2.2.2 Proton transfer characteristics. The synthesis pathway critically differentiates protic ionic liquids (PILs), generated through Brønsted acid-base neutralization, from aprotic ionic liquids (AILs) formed via quaternization reactions. PILs maintain active proton networks that enable superior proton conductivity and Brønsted acidity, whereas AILs exhibit enhanced electrochemical stability and broader liquidus ranges.^21,33

2.2.3 Functional acidity and basicity. ILs can be molecularly engineered to function as neutral solvents, acidic catalysts via sulfonic acid functionalization or Lewis acidic anions, or basic mediators through amine functionalization or basic anions, effectively replacing conventional hazardous acids and bases in numerous catalytic cycles and separation processes.³⁴

2.2.4 Chirality and stereochemical control. Chiral ILs incorporate stereogenic centers either within the cation, anion, or both, creating tailored chiral environments that induce enantioselectivity in asymmetric synthesis and provide novel mechanisms for chiral discrimination in separations.^35,36

2.2.5 Hydrophilicity-hydrophobicity continuum. This practically vital spectrum, primarily determined by anion hydrophobicity and modulated by cation alkyl chain length, directly controls phase behavior with water, directly impacting extraction efficiency, biphasic catalysis, and biomolecule stability.^37,38

2.2.6 Heterogenized systems (supported ionic liquid phases). The frontier of IL technology is witnessing a paradigm shift toward engineered materials that transcend conventional solvent roles. Chief among these are supported ionic liquid phases (SILPs), which represent one of the most successful implementations of the heterogenization concept.³⁹ SILPs masterfully integrate the distinctive advantages of homogeneous and heterogeneous catalysis by confining a tailored IL layer containing active species (e.g., metal complexes, organocatalysts) within the pores of solid supports.⁴⁰ This unique architecture preserves the exceptional solvation environment and molecular-level tunability of ILs while enabling straightforward catalyst recovery, excellent recyclability, and implementation in continuous-flow reactors, effectively addressing key limitations of traditional homogeneous systems.
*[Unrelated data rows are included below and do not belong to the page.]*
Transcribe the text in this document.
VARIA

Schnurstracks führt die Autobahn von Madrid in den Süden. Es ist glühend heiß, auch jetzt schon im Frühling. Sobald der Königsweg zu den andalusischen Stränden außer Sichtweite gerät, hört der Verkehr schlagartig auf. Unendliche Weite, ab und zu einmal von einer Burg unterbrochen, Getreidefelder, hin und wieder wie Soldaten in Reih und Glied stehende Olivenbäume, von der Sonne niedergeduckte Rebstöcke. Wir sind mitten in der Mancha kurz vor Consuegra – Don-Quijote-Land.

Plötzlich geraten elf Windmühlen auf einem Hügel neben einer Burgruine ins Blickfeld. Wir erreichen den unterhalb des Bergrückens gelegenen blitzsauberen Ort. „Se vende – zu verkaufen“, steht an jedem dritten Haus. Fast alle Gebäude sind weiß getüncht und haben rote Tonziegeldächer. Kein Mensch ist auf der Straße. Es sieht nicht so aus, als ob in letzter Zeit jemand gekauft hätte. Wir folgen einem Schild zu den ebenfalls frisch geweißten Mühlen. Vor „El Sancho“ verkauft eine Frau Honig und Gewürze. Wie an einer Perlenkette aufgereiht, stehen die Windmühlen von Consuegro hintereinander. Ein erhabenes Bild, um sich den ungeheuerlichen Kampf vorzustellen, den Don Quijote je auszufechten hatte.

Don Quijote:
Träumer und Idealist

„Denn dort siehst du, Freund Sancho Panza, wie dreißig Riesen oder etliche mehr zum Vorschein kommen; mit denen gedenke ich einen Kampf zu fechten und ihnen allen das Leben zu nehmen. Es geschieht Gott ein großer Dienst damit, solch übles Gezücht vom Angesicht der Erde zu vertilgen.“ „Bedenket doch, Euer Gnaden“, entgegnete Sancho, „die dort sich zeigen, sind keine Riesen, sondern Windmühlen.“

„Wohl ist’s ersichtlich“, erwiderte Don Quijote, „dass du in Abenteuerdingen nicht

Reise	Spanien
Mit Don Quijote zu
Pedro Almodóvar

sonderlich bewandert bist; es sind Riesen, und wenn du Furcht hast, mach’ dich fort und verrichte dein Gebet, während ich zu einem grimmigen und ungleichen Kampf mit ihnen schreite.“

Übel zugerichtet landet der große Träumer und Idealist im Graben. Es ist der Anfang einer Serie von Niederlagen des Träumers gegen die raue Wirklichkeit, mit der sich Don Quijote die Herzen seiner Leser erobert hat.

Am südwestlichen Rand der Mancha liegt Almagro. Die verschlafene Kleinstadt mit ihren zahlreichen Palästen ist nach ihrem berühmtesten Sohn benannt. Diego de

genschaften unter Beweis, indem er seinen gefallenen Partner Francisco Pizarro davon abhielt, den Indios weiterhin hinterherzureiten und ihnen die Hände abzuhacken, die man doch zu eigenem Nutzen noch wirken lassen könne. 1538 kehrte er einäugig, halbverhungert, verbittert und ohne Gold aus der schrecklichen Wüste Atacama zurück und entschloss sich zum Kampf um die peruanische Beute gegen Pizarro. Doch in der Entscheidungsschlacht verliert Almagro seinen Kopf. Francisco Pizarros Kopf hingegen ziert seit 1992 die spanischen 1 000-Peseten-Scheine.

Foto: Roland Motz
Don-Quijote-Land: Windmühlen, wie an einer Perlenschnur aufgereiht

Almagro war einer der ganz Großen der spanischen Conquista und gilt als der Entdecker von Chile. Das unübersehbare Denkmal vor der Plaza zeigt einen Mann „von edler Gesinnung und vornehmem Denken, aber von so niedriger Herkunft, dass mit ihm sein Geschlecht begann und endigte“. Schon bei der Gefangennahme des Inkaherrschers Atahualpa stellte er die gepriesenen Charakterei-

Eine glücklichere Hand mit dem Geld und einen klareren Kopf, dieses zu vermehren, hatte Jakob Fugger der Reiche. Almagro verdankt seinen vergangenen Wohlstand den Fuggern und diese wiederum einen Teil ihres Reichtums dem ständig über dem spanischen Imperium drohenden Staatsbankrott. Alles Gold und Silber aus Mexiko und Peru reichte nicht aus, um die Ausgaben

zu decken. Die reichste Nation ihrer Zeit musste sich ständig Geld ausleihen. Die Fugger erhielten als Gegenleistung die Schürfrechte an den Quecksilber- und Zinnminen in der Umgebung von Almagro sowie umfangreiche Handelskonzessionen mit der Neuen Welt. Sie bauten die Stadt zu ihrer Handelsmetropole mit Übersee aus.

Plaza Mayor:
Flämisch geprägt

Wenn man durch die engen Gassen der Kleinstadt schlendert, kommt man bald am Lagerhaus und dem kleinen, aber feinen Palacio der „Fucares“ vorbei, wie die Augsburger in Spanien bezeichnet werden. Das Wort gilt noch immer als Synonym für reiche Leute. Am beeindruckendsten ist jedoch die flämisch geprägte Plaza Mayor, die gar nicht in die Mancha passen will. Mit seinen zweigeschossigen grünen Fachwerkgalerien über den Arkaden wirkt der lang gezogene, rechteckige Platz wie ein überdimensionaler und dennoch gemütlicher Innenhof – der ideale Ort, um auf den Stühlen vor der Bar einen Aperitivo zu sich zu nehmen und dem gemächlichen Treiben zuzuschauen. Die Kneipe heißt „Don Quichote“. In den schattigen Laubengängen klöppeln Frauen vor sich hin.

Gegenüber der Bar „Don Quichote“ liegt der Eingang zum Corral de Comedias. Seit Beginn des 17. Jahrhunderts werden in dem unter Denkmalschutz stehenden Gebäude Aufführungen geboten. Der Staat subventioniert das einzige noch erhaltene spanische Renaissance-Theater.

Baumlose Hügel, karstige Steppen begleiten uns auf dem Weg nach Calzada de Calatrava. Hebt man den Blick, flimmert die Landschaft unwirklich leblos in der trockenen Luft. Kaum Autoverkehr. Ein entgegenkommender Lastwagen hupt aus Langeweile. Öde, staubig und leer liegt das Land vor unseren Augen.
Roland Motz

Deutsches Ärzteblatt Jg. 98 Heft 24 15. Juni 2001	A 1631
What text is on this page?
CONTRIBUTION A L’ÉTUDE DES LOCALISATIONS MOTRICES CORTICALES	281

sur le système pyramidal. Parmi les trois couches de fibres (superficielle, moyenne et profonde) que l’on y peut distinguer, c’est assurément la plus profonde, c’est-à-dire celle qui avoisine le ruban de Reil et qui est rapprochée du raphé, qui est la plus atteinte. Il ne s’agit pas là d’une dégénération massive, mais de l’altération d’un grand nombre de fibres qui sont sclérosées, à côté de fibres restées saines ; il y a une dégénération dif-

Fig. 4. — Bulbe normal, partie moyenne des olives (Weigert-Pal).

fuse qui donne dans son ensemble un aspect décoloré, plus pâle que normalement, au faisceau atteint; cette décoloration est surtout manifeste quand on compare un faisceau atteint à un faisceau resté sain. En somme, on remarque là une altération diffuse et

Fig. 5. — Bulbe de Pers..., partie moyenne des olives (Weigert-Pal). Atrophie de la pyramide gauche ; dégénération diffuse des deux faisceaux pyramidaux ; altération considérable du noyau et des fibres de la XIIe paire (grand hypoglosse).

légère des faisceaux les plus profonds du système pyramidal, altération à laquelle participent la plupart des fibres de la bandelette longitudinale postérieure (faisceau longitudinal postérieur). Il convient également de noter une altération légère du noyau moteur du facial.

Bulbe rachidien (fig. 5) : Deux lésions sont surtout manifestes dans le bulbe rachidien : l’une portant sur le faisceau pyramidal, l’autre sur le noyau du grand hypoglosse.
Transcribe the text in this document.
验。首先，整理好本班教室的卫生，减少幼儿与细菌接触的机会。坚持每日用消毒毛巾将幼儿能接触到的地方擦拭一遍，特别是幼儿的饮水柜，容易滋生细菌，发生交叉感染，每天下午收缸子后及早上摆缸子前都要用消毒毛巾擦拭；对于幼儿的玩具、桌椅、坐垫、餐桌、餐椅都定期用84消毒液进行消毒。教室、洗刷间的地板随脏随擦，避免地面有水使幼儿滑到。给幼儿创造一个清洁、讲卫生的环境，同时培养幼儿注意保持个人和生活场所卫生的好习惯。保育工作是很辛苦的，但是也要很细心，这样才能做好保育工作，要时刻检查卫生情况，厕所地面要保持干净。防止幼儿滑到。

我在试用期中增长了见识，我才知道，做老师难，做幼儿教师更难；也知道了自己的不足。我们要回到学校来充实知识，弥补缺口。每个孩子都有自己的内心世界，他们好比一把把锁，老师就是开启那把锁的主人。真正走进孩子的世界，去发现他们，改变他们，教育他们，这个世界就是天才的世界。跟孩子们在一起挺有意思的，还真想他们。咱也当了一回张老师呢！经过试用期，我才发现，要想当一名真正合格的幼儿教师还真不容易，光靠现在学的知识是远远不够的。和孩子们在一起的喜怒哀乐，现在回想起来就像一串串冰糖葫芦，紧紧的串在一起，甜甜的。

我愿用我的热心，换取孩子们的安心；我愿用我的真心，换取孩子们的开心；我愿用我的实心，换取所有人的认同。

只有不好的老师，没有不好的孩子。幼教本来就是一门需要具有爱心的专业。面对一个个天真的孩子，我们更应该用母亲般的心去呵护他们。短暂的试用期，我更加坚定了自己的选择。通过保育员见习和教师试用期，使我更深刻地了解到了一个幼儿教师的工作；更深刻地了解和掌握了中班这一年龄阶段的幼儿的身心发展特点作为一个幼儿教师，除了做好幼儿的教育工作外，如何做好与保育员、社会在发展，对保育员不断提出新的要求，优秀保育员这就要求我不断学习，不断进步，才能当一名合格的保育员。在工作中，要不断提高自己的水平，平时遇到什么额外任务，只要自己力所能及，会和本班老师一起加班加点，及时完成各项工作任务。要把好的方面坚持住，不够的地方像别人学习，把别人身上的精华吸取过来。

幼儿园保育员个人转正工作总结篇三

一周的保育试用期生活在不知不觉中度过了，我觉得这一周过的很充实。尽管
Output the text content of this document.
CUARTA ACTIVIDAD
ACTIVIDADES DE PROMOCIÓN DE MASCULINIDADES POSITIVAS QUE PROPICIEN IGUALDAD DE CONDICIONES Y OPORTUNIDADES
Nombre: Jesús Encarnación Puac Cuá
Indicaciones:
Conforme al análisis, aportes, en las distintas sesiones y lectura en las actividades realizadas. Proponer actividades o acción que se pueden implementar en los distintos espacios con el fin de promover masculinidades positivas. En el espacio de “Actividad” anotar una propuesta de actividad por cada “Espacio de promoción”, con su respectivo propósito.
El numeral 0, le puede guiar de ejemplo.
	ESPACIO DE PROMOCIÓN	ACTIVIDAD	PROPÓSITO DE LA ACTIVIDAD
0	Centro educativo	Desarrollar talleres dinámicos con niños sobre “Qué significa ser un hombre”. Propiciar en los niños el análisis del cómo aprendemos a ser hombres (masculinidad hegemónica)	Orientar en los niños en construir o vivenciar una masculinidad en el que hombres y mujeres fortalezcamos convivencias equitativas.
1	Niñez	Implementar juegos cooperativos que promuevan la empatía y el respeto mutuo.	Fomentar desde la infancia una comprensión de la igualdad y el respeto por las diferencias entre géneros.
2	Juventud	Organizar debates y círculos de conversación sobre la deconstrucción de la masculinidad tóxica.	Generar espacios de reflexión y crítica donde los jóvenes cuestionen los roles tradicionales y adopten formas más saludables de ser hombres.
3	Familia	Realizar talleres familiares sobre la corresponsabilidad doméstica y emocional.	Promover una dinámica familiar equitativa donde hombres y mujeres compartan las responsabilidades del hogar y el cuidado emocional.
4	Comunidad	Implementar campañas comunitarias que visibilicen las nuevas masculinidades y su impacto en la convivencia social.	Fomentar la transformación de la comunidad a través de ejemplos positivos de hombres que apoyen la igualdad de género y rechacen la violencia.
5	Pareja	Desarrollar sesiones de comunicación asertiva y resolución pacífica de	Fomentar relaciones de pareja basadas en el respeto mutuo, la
2.2.7 Advanced and emerging materials. Beyond conventional catalytic applications, a particularly powerful manifestation of this synergy is found in supported ILs, where a thin IL membrane is immobilized on a high-surface-area solid support. This architecture enables the generation of active catalytic membranes where the IL acts as both reaction medium and separation layer, effectively creating membrane-like catalytic devices that operate under a continuous flow regime far from thermodynamic equilibrium. These functional membranes demonstrate remarkable potential for process intensification by performing simultaneous reaction and product separation in systems ranging from selective gas capture to enzymatic synthesis.^41–43 Building upon these advanced materials, the field continues to develop task-specific or functionalized ILs with precisely engineered functional groups for targeted molecular recognition, and deep eutectic solvents (DESs), readily tunable and often biodegradable alternatives that maintain many advantageous IL properties while offering enhanced sustainability profiles.^44,45 This integrated classification paradigm underscores the transformative “designer solvent” concept, providing a systematic foundation for exploiting ILs in sustainable process intensification across the chemical industries.

3 Reaction intensification using ionic liquids

In the field of chemical reaction intensification, ILs have emerged as powerful enablers owing to their unique physicochemical properties. Through mechanisms such as solvent effects, intrinsic catalytic activity, and phase transfer catalysis, ILs have introduced new dimensions to traditional reaction systems, enabling substantial enhancements in process efficiency and selectivity.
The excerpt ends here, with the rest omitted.